Fortunately, GHRI’s MacColl Center for Health Care Innovation—celebrating its 20th anniversary this month—brings a rich mix of capabilities and experience to the challenge. Over the years, MacColl investigators have been creating, developing, researching, and disseminating new models of care nationally—the Chronic Care Model being its most famous. The group also provides technical assistance to health care systems and individual practices, and education and training in the field of chronic illness care.

The MacColl Center’s niche is the ambulatory (outpatient) care environment. “Other organizations that do systems-improvement work focus on hospital care,” Dr. Parchman explains. “But MacColl moves upstream to the place where most care for chronic illness happens. We want to catch patients before they go over the waterfall and end up in the hospital where costs are significantly higher.”

MacColl has built a reputation for taking innovative new models of care to scale. For example, under the direction of Ed Wagner, MD, MPH, MacColl led a 10-year project that developed and introduced the Chronic Care Model to health care systems nationwide through the use of collaborative trainings. At the same time, Dr. Parchman—in his previous job as director of the Agency for Healthcare Research and Quality’s Practice-Based Research Network—was leading efforts to spread the Chronic Care Model to independent primary care practices through the use of trained coaches and facilitators. “We’ve been learning a tremendous amount about the science of changing complex systems like health care delivery sites to help them better serve patients’ needs,” he says.

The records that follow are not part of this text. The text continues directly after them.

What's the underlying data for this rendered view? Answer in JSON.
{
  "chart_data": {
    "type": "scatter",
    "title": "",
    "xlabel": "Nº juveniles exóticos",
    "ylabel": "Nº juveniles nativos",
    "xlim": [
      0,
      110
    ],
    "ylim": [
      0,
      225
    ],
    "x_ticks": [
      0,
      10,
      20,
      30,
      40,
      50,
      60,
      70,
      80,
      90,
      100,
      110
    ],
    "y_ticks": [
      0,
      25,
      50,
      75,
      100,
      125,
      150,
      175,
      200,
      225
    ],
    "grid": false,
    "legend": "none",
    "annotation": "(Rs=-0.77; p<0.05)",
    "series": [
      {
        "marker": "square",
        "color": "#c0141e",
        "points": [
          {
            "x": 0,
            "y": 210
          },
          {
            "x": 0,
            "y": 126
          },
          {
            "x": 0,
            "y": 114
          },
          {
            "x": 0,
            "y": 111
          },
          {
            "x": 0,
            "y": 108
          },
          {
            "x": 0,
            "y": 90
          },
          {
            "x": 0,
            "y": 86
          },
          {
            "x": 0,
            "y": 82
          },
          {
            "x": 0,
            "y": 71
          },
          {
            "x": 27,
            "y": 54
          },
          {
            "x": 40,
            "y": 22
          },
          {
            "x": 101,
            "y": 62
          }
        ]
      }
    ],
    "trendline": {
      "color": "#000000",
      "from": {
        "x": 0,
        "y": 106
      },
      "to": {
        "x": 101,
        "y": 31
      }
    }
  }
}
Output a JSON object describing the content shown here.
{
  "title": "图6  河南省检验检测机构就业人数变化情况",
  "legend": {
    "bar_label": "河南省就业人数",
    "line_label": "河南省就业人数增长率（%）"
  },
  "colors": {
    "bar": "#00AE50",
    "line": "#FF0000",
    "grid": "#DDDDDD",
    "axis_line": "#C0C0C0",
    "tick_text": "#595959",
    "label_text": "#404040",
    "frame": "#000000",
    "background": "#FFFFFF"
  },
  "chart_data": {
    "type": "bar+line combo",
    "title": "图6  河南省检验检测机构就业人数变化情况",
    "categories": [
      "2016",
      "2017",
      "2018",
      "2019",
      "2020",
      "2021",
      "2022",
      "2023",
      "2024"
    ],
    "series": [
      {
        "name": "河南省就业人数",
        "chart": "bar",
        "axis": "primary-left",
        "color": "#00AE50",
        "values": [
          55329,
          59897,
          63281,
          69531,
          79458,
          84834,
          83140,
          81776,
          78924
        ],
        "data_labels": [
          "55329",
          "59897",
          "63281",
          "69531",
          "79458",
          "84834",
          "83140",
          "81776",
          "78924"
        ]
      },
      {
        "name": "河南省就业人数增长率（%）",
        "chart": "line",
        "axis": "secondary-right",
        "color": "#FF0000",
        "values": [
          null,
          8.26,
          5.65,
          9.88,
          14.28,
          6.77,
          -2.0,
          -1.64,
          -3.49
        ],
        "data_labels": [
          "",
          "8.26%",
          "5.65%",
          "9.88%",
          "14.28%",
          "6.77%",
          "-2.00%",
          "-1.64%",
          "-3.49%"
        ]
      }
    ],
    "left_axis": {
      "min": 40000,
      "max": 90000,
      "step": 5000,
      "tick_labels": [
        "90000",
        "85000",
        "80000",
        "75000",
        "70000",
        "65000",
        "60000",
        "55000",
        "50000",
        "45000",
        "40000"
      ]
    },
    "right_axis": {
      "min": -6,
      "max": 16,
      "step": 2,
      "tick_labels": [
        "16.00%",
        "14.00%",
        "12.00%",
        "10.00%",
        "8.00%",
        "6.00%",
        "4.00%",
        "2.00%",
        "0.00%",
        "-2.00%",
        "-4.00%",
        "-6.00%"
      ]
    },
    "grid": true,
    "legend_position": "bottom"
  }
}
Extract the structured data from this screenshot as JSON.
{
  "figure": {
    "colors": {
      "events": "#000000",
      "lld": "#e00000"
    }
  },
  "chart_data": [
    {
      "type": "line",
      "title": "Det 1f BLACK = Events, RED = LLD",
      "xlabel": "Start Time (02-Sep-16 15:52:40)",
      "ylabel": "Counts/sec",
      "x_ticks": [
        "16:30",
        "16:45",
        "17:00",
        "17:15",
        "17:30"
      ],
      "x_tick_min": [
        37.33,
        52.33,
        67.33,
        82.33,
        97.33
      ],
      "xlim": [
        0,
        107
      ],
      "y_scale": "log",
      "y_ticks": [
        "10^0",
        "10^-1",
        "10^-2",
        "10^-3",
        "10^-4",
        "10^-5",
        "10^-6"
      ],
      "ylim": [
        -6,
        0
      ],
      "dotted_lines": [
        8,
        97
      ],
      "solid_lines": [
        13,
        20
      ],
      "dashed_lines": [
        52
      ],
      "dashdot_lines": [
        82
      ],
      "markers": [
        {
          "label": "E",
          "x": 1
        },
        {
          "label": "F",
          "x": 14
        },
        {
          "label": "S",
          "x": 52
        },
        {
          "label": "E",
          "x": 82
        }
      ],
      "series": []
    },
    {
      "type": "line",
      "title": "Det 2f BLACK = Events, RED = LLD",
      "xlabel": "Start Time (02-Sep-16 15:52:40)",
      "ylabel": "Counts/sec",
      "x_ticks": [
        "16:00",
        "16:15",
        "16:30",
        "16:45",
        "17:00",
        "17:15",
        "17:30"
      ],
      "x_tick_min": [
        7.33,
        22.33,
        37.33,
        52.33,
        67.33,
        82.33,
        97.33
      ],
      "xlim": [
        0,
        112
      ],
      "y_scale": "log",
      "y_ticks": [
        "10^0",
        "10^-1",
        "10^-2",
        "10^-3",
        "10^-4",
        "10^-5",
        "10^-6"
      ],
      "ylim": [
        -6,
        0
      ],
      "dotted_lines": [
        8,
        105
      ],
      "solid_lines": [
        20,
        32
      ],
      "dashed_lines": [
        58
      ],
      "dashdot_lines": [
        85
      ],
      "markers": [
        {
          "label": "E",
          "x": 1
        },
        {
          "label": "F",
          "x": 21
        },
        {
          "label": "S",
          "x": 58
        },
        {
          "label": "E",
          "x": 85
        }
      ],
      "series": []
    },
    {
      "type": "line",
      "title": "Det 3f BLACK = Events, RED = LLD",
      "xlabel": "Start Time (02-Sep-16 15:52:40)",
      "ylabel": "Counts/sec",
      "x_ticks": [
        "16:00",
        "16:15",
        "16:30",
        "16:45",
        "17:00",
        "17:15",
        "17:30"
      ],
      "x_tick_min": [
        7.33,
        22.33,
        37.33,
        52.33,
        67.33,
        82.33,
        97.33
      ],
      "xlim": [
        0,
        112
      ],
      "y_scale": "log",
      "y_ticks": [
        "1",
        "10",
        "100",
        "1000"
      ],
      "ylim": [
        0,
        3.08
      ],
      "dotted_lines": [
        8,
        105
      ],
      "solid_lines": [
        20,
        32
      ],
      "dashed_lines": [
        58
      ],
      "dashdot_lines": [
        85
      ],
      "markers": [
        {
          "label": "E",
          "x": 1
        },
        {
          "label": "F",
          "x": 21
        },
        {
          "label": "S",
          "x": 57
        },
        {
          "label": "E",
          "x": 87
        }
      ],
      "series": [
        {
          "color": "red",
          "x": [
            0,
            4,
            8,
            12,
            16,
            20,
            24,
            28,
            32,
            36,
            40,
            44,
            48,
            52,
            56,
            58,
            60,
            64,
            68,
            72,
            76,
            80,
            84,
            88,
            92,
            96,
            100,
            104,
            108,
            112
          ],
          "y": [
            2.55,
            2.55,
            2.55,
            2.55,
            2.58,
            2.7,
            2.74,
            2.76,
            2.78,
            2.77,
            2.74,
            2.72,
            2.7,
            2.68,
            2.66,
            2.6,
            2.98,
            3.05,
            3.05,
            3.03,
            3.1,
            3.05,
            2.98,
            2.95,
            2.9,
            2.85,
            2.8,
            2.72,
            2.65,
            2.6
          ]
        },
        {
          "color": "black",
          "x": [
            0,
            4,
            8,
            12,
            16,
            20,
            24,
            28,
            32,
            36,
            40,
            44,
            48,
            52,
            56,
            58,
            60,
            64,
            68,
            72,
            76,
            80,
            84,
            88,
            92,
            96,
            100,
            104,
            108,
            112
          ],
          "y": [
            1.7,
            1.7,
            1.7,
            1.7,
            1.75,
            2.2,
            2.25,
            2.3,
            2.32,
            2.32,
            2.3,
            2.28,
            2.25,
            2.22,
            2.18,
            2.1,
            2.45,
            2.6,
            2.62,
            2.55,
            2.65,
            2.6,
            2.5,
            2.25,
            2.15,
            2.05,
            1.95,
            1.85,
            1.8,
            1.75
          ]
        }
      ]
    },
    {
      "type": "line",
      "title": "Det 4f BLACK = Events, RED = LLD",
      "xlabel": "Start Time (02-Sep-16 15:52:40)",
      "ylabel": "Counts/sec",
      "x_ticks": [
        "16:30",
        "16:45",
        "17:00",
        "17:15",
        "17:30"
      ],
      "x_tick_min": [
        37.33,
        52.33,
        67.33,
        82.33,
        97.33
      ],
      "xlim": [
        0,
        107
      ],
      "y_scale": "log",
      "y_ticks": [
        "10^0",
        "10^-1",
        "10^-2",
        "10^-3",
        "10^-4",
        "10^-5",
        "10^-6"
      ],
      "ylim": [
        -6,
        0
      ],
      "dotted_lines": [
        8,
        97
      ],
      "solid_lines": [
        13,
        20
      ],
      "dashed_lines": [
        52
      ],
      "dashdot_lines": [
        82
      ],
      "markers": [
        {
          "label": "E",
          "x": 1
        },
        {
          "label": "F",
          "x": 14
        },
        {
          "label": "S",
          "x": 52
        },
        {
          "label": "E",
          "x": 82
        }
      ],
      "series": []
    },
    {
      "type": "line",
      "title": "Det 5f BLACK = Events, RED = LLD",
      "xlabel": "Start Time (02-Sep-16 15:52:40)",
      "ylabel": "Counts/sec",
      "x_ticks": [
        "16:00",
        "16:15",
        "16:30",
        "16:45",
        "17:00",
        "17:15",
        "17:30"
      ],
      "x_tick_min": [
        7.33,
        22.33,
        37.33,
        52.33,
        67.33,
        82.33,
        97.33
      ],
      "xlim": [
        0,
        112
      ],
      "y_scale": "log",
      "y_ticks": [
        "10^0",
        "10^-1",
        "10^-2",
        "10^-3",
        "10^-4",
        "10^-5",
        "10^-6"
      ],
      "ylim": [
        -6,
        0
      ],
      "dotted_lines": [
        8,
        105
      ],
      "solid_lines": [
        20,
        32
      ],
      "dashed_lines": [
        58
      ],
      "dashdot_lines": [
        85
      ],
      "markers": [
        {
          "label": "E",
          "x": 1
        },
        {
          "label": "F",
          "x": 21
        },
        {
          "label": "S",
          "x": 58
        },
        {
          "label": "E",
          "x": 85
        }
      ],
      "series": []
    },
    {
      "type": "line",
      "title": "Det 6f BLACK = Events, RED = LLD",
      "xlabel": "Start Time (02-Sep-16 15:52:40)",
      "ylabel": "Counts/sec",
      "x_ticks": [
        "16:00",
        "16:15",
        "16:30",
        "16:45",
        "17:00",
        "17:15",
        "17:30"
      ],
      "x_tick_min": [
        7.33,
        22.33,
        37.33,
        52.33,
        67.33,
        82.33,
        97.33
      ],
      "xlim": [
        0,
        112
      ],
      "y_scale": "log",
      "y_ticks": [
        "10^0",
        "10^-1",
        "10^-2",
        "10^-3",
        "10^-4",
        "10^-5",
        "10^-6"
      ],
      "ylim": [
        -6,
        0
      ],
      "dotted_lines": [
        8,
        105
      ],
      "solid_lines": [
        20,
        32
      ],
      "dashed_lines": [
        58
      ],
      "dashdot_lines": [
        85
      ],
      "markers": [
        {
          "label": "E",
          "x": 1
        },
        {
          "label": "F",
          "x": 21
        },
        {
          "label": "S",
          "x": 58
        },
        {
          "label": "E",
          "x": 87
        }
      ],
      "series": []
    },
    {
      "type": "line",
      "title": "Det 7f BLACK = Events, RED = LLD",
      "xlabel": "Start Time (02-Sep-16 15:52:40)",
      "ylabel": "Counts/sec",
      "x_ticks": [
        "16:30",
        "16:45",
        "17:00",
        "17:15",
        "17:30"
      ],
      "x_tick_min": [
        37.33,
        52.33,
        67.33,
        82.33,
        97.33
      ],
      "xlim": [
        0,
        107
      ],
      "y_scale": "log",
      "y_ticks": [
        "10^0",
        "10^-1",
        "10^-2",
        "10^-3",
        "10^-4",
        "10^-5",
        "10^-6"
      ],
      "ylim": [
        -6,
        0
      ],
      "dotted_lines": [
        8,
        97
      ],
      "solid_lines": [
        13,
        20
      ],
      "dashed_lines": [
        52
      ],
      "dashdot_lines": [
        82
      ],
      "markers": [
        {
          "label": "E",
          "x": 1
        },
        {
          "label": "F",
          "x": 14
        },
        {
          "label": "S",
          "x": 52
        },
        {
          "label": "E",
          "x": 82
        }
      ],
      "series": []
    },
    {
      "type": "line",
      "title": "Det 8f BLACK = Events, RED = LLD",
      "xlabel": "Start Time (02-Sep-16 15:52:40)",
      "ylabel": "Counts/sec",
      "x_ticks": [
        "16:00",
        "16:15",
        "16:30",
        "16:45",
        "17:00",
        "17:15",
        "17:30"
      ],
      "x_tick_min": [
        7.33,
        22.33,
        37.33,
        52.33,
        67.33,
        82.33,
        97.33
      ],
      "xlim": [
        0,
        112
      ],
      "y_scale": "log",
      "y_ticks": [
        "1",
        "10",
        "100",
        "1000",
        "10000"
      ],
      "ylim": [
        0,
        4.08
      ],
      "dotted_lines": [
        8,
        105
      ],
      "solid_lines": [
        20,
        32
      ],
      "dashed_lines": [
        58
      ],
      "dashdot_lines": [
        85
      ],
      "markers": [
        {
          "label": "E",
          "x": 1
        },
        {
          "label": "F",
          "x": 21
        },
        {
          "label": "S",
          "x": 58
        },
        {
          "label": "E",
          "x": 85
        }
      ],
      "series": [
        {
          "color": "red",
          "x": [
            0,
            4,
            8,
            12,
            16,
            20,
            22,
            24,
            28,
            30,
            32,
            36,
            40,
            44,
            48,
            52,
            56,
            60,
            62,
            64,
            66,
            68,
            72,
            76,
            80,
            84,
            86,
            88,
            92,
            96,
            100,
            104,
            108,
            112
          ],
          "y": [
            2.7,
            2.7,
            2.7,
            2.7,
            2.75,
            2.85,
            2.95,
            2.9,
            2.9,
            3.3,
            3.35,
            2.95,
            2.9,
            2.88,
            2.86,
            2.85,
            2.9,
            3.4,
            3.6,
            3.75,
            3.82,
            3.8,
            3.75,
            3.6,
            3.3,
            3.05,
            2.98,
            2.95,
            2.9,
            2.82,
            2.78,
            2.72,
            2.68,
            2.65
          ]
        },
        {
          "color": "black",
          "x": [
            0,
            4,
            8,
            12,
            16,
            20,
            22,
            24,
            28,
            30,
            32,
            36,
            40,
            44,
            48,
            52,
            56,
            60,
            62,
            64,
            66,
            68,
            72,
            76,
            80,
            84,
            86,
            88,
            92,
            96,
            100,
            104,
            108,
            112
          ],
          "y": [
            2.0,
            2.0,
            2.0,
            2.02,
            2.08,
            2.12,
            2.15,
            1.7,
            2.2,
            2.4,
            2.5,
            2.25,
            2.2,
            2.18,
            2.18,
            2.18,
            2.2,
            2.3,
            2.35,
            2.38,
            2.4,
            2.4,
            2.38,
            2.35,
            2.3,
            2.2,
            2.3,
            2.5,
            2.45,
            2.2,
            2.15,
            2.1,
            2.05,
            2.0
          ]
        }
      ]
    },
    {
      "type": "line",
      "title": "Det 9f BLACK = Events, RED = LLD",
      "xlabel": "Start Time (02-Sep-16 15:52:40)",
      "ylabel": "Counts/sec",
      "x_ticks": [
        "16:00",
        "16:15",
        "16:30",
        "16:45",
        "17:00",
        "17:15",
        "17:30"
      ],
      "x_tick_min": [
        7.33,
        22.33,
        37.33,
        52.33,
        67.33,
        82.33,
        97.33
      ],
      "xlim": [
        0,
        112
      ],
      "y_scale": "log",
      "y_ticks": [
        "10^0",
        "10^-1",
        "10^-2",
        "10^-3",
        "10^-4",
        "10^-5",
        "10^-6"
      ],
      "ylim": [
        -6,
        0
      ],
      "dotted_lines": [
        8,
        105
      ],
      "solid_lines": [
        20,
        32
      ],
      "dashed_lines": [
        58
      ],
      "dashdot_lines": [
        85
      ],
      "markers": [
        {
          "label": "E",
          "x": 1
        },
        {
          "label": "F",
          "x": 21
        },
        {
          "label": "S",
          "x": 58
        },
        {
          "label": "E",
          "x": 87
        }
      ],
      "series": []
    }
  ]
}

Another distinguishing feature is the MacColl Center’s commitment to keep its work in the public domain, explains Brian Austin, the Center’s associate director. “We help organizations take steps to serve their distinct audiences, but we also try to find solutions that can be generalized so everybody can use the knowledge and tools we develop.”

Prime beneficiaries of MacColl’s work are the nation’s federally qualified health centers—the same safety net clinics now gearing up for massive expansion. Recognizing the opportunity “to do it right from the ground up,” the government is turning to organizations such as MacColl to provide technical assistance for establishing patient-centered medical homes and expanding its primary care workforce, Dr. Parchman explains.

The Group Health care delivery system benefits from MacColl’s work as well. For example, the MacColl team helps evaluate the medical home model within Group Health clinics, looking at its impact on cost, utilization, and quality of care. MacColl staff members also play a major role in Group Health’s Partnership for Innovation, a program that enables Group Health Foundation donors to fund pilot studies of innovative new ideas from Group Health providers.

Such work aligns with Group Health’s mission to bridge the gap between research and patient care. Says Dr. Parchman: “When people in our field keep both feet in the world of research, their studies often die in the journals that publish them without ever affecting clinical practice.”

At the MacColl Center and across Group Health Research Institute the aim is to make a real difference—improving quality, cost, access, and patient experience.

“We have a moral imperative to make a difference now,” says Dr. Parchman. “The country’s health care system is in crisis and can no longer wait.”